We have finally arrived in India, probably the most diverse, enchanting, terrifying, dirty, beautiful, colorful country on earth.  Adjectives don't do it justice, because they can't really describe it.  It is really a land of contrasts.  It has amazing architecture, and amazingly awful slums.  Beautiful sunsets, enhanced by air so dirty it hurts to breathe.  Wonderfully open and friendly people, and some of the worst crooks you could imagine.

I started by seeing the city of Kochi (formerly Cochin) in the state of Kerala, an area I had not been in before.  This is where Vasco de Gama landed when he made the first sea voyage from Europe in 1498, thus finding the elusive sea route to the Indies previously sought by Christopher Columbus and others.  The Portuguese were able to establish a colony here but were subsequently kicked out by the Dutch and the British.

Weaving in the Spice Market
My first stop was Matancherry Palace, built by the Portuguese for the Maharajah in 1555.  Jews had established a trading post north of there in Goa 2000 years ago but were being slaughtered by the Portuguese, who brought the Inquisition with them.  The Maharajah protected them by giving them permission to build a synagogue next door to the palace, which still stands and is the oldest synagogue in the British Commonwealth.  Most of the Jews emigrated to Israel in 1949.  There are only eight left, known as "white Jews," and they own the synagogue, which still functions.  There are about 70 "black Jews," or mixed race descendants, who also attend services there.

Nearby is the Police Museum, which is mostly a display of historical weapons and uniforms used by the local police force.

I went to the nearby spice market and purchased some saffron.  I haven't had my own kitchen in two years and am looking forward to some experimenting.

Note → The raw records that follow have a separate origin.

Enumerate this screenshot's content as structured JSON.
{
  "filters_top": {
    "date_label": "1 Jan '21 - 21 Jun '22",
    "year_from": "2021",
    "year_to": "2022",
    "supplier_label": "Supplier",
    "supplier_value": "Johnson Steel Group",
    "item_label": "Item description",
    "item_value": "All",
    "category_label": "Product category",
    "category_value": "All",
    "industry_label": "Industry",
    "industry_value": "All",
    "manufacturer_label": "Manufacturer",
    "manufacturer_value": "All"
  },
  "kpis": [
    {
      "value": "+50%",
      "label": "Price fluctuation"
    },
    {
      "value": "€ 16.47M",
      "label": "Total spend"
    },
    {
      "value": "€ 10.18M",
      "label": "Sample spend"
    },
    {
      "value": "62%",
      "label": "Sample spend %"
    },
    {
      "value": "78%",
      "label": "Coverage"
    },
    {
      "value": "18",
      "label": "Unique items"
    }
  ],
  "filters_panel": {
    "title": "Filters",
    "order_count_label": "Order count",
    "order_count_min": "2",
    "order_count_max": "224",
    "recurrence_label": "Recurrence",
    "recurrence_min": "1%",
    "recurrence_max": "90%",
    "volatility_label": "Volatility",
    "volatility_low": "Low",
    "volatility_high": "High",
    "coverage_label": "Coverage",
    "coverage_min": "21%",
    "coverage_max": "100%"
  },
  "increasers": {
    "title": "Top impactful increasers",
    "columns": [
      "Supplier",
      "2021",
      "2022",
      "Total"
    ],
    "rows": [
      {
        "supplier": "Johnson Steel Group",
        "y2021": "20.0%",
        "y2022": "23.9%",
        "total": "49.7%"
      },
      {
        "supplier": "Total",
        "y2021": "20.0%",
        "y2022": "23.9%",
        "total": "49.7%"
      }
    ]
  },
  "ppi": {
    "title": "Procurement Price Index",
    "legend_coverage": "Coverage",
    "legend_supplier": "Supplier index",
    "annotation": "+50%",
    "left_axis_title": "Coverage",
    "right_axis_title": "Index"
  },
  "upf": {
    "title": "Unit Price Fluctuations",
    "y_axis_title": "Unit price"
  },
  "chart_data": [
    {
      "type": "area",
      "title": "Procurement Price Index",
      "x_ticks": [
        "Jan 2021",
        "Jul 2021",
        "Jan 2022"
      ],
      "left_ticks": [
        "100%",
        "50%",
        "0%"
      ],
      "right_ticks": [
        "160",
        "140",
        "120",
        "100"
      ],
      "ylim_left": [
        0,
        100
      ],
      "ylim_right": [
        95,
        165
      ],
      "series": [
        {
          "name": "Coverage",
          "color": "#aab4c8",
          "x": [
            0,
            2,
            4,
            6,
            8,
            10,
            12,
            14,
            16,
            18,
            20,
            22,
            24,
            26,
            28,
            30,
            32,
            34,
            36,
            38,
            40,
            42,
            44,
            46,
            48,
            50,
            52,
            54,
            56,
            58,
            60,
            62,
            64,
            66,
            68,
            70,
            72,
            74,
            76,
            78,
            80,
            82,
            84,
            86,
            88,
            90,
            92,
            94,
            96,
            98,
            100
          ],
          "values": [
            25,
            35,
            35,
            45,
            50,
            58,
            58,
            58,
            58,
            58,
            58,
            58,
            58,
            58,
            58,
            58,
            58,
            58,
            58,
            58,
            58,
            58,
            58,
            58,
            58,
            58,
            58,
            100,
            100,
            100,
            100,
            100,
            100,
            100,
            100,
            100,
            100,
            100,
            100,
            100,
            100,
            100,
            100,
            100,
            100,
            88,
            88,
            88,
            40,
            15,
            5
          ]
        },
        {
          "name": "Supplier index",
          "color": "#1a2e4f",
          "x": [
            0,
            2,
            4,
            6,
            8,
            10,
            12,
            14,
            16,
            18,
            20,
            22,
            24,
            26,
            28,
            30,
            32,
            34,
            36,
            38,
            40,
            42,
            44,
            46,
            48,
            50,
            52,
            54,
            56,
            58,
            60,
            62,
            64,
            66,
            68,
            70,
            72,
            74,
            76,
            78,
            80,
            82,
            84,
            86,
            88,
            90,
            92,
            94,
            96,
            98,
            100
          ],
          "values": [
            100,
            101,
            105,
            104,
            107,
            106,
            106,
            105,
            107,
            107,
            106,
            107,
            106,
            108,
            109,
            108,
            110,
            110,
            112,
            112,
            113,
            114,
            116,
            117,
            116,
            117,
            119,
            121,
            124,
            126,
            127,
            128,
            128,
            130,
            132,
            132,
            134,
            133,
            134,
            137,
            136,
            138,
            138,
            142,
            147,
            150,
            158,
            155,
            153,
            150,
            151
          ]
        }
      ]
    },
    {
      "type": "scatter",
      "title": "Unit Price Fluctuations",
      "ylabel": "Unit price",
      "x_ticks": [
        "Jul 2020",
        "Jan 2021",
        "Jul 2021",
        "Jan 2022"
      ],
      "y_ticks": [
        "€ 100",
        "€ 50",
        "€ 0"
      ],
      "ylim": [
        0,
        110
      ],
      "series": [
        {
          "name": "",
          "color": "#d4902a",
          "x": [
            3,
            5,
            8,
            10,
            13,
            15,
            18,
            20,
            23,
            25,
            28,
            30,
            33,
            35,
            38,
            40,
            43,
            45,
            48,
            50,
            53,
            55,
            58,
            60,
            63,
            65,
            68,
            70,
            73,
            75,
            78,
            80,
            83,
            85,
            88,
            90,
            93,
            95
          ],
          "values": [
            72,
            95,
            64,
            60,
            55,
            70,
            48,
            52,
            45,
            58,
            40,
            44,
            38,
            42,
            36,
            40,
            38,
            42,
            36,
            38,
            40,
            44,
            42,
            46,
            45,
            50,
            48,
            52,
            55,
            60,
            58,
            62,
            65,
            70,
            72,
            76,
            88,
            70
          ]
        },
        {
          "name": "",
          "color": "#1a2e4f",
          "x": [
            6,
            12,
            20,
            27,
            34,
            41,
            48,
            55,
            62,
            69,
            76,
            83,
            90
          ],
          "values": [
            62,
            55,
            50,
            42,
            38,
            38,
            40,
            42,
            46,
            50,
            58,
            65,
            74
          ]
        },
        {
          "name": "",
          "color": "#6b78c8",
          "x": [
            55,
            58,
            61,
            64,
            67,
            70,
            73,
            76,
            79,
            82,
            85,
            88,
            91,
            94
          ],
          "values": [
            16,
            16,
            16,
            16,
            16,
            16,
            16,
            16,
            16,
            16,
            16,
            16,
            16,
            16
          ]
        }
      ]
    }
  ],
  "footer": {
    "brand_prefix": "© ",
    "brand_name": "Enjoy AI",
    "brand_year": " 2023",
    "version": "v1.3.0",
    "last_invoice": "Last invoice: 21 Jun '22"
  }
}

Next I went to St Francis Church, the oldest European church in India.  My guide said Vasco de Gama died in Goa and his son brought the remains to the church to be buried..  There is a tomb with his name on it. According to Wikipedia, Vasco de Gama did die in India, but his son came and took his remains back to Portugual, where he was buried in style.  An interesting thing about the church is the punkah fans above the rows of seats, with holes in the walls for servants to operate the levers from outside.  The church was changed from Catholic to Anglican in 1800 after the British took control of the area.  In 1997 Queen Elizabeth attended a ceremony there to honor 50 years of Indian independence.

Vasco de Gama's grave

St Francis Church with punkahs

The other interesting things I saw were the fishing nets at Fort Cochin.  Apparently Kublai Khan (think Marco Polo) sent fishermen there in the 13th century and the locals still use their system of large nets on a wooden platform.  They call them Chinese fishing nets but I only saw Indians around.